Cryptocurrency market under pressure after new all-time high for ETH
BTC’s recent drop was triggered by macro factors, but whales continued accumulating
A review of Bitcoin's latest retracement, the factors leading to it and how whales bought from retail traders.
Bitcoin prices plunged 27.88% across three days, with the biggest red candle seen on Jan. 11, 2021, and traditional media started calling it the start of a bear market. In reality, however, Bitcoin's fall from last Friday's all-time high of $41,998 to yesterday's $30,287 — as per the OKEx BTC Index price — only retraced gains made as recently as Jan. 2, when it was trading around $30,000 levels.
Meanwhile, we saw renewed buying action since yesterday afternoon European time, and the leading digital currency is now back around $33,000 levels, which puts its YTD gains at around 15%.
In this market commentary, we will give more context to Bitcoin's recent price movements, and discuss how they are affected by macroeconomic factors and what they mean for traders in general.
Bitcoin's pullbacks this year are likely to be less dramatic
Yesterday's sharp retracement was a disaster for the derivatives market, with $2.5 billion in positions liquidated on Monday, as per bybt's data. This figure surpasses the $1.74 billion worth of liquidations on Jan. 3 and the $1.87 billion on Nov. 25, and while price has a direct impact on it, this also reflects the recent rise in volatility.
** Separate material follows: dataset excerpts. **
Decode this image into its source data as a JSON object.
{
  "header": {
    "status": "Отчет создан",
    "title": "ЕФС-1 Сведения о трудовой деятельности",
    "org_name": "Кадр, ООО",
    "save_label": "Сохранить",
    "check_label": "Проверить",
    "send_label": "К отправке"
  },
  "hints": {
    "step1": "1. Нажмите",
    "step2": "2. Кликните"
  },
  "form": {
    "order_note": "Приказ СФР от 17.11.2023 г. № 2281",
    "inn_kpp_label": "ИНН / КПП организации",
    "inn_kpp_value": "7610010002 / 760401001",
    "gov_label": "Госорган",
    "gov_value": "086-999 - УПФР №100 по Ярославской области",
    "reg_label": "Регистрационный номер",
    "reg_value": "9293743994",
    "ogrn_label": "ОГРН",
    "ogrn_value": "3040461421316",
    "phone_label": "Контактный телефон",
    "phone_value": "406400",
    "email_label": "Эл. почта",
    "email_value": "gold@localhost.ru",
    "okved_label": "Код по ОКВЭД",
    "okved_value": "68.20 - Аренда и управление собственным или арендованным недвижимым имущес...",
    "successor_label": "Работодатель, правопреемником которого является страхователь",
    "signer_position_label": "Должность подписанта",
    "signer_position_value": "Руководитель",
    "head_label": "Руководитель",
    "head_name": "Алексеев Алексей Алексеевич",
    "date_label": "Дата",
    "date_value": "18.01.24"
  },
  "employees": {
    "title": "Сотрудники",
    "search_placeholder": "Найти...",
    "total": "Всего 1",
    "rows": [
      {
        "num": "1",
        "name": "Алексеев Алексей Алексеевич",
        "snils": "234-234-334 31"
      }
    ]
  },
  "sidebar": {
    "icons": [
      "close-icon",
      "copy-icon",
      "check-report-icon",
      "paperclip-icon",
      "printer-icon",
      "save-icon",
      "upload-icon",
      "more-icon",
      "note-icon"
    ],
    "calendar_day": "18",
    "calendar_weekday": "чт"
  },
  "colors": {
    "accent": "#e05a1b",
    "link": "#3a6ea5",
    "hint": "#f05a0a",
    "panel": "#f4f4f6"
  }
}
Even though volatility entered an upward phase going into December, it is still far from 2017, as shown in the below chart. On an average, crashes of around 35% happened every few weeks during the 2017 bull run, while Bitcoin's 60-day volatility has not exceeded 4% for an extended period of time since June 2020.
As more institutional investors entered the crypto market in the last year, we are witnessing decreasing volatility, and it is very likely that retracements this year are going to be far less dramatic compared to the previous bull run.
Technical glitches on exchanges pushed the price down further
The U.S.-regulated crypto exchange Coinbase suffered another technical glitch during yesterday's sell-off. Many users reported being unable to execute buy orders. Meanwhile, Kraken, the second-largest American crypto exchange, also encountered problems. As several Bitcoin derivatives markets use data from both exchanges as index components, this led to further liquidations in futures and swaps.
Previous Coinbase premiums due to high demand in the U.S. disappeared during Monday's pullback. Due to the technical glitch, Coinbase's spot price, at one point, had a negative premium of around $1,000 compared to OKEx.
Bitcoin's decline was influenced by traditional markets
Around-the-clock Bitcoin trading makes it a leading indicator responding to the market's changing risk appetite over the weekend. The plunge in Bitcoin is in tandem with the decline in other risky assets as well as non-interest-bearing assets.
The U.S. stock market fell for the first time in five trading days on Monday after hitting consecutive all-time highs, which were trending the same as Bitcoin. Oil prices, likewise, halted their four-day winning streak while the spot gold price slid down to a six-week low.
The reason for these pullbacks is the rise in the U.S. 10-year treasury yield after Democrats won two Georgia Senate seats. The yield broke the important 1% barrier last Friday and stood above 1.15% after posting its biggest weekly rise since June. The bond market is also under pressure amid fears that a Democratic-controlled Congress could further ease fiscal policy, raising inflation expectations.
The market is currently more concerned about higher yields and a consequent reduction in liquidity. Growth stocks are also likely to be more constrained by the cost of borrowing in dollars, and that affects Bitcoin, as it has recently moved more in line with large tech stocks, such as Tesla, which plunged 7.8% on Monday.
In addition, the dollar index, which is negatively correlated with commodities, also moved higher last week, tempering previously overheated markets. It can be said that Monday's sell-off was just a belated "healthy correction" as asset prices, which have been soaring since March, had become increasingly speculative.
Multiple indicators were reflecting overheated sentiment
The overheated market sentiment became more pronounced as Bitcoin continued to make new highs. Funding rates on perpetual swaps had spiked in the past week and were significantly higher compared to past surges. This trend indicates that the market is over-leveraged and traders are too consistent in their betting directions.
Adjusted SOPR (i.e., the spent output profit ratio) provides a more accurate signal of actual sale/purchase transactions. This indicator peaked in 2017 after a three-month rally from the reset point of zero. The current situation is similar, and the indicator suggests that profit-taking could occur at any time, though long-term prospects remains bullish.
Weak hands sold Bitcoin to whales
The first major changeover in this bullish cycle has been completed and the average cost of entry for newcomers in the space is higher. Weak hands sold urgently on the way down, while investors who are long-term bullish continued to buy. We see that the number of addresses with balances over 1,000 BTC has kept surging, not affected by the latest retracement.